CALENDAR(PANELOBS=27,A) 1991:1
DATA(FORMAT=XLS,NOLABELS,ORG=MULTIPLEROWS,TOP=2,LEFT=2) $
1//1991:01 28238//2017:01 VARIABLE_B


* print(dates) / variable_A variable_B

scatter 1
# variable_A variable_B

Re: Reading Panel Data Set

Posted: Thu Aug 16, 2018 8:02 am
by TomDoan
I'm not sure what you expect to see out of a scatter plot, but some of your data are on an almost absurd scale relative to most of it:
Series             Obs       Mean        Std Error      Minimum       Maximum
VARIABLE_A        334684       685.812    130009.809   -894921.550  52181700.000
VARIABLE_B        258081       379.537     35315.857      -100.000  10115644.440
Put on to a scale that has to go up to 52,000,000, almost all the data will end up on one dot.

Re: Reading Panel Data Set

Posted: Thu Aug 16, 2018 8:32 pm
by bok1234
OK. I suggest less absurd data set as attached. I succeeded in drawing scatter plot graph with the code as below. Now I want to draw 3 graphs at one page with 3 grouped periods - 1991~1999, 2000~2008, 2009~2017. Please let me know how to draw them.

OPEN DATA "F:\variable_A3.xls"
CALENDAR(PANELOBS=20,A) 1991:1
DATA(FORMAT=XLS,NOLABELS,ORG=MULTIPLEROWS,TOP=2,LEFT=2) $
1//1991:01 20//2017:01 VARIABLE_A

OPEN DATA "F:\variable_B3.xls"
CALENDAR(PANELOBS=20,A) 1991:1
DATA(FORMAT=XLS,NOLABELS,ORG=MULTIPLEROWS,TOP=2,LEFT=2) $
1//1991:01 20//2017:01 VARIABLE_B


*** print(dates) / variable_A variable_B


scatter 1
# variable_A variable_B

Re: Reading Panel Data Set

Posted: Thu Aug 16, 2018 8:34 pm
by TomDoan
Use SMPL options with the %PERIOD(T) function. For instance:

scatter(smpl=%period(t)>=1991:1.and.%period(t)<2000:1) 1
# variable_A variable_B

Re: Reading Panel Data Set

Posted: Thu Aug 16, 2018 9:04 pm
by bok1234
Thank you, Mr.Doan, it works.
Now 20 individuals in my panel data sets should be divided 4 groups - 1 to 5, 6 to 10, 11 to 15, 16 to 20.
Does SCATTER have option for this?

Re: Reading Panel Data Set

Posted: Thu Aug 16, 2018 9:38 pm
by TomDoan
This is covered in the manual. https://estima.com/docs/RATS%209%20User ... f#page=431. Use the %INDIV function for individuals.
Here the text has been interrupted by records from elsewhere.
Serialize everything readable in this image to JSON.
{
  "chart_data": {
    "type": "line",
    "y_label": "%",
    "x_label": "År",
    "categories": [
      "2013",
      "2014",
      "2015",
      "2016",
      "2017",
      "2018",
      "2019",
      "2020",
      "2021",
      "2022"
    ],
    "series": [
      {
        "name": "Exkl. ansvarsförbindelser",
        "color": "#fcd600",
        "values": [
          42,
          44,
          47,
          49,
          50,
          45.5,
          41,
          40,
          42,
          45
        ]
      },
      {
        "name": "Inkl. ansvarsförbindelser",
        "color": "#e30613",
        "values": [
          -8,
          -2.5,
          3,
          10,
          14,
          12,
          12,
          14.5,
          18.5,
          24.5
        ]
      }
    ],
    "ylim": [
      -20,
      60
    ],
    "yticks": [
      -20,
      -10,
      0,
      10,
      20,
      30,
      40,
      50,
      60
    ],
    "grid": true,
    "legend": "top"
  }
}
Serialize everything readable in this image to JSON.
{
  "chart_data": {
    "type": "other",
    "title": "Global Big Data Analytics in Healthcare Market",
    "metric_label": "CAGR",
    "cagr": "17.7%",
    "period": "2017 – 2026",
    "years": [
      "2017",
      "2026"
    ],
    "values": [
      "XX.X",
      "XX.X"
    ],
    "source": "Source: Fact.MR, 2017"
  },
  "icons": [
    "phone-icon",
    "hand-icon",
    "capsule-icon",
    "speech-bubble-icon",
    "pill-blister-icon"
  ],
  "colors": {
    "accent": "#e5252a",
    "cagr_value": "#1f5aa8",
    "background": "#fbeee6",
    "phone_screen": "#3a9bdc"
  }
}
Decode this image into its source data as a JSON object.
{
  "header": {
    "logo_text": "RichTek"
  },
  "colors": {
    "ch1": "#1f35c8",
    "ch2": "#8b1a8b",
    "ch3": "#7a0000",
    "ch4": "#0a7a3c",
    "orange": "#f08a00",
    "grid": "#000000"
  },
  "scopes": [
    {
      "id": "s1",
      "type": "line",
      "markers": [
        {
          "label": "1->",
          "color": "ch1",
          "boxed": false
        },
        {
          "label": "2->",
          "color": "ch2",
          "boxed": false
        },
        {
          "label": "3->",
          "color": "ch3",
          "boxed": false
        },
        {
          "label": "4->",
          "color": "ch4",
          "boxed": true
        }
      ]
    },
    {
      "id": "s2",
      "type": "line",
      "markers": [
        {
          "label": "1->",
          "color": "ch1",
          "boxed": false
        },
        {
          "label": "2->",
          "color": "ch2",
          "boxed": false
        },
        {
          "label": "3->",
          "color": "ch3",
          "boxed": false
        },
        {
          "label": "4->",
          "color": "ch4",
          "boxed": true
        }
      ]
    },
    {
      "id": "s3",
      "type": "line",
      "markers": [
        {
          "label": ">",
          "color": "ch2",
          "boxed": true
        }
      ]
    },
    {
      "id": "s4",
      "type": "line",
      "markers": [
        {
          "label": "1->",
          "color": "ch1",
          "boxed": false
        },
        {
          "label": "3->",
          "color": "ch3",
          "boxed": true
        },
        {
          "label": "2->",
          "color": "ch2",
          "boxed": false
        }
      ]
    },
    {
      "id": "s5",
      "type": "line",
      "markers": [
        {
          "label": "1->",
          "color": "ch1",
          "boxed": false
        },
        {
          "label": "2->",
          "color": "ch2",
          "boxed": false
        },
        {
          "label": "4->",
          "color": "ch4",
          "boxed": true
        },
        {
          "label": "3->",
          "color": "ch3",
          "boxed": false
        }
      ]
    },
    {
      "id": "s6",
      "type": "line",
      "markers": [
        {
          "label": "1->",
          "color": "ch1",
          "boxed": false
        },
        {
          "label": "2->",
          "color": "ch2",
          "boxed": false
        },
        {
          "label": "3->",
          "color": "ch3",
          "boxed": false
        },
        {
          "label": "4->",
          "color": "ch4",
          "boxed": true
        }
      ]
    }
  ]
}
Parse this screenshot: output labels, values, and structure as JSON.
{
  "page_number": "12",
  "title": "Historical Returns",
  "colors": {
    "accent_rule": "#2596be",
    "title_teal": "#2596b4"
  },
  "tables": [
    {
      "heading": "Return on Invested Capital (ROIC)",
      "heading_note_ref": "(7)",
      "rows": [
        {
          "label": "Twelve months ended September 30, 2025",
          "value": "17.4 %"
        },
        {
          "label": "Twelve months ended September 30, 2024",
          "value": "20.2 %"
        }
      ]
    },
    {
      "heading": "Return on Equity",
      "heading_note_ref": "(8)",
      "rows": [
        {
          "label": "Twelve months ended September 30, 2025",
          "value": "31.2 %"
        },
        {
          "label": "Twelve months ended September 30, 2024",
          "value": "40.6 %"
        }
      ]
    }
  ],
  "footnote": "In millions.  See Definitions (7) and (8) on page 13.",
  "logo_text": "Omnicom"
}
Re: Reading Panel Data Set

Posted: Thu Aug 16, 2018 11:12 pm
by bok1234
Yes, %INDIV function works perfect. Thank you.

Re: Reading Panel Data Set

Posted: Fri Aug 24, 2018 5:29 pm
by bok1234
This is a question about truncation of idiosyncratic values of data set.
Please see again my former data set 'variable_A.xls', an absurd one.
This data set has too many extreme values to test or graph with it,
so I need to truncate this data set with 'some standards' in order to rebuild it.

As the truncation standards, I think 2 ways as below.
(1) specific values as upper and lower bounds
e.g. truncating data more than 5000000 and less than -5000 among whole data set
(2) specific percentile as upper and lower bounds
e.g. truncating data more than upper 5% and lower 5% of whole data set distribution

Please let me know how to code these two ways.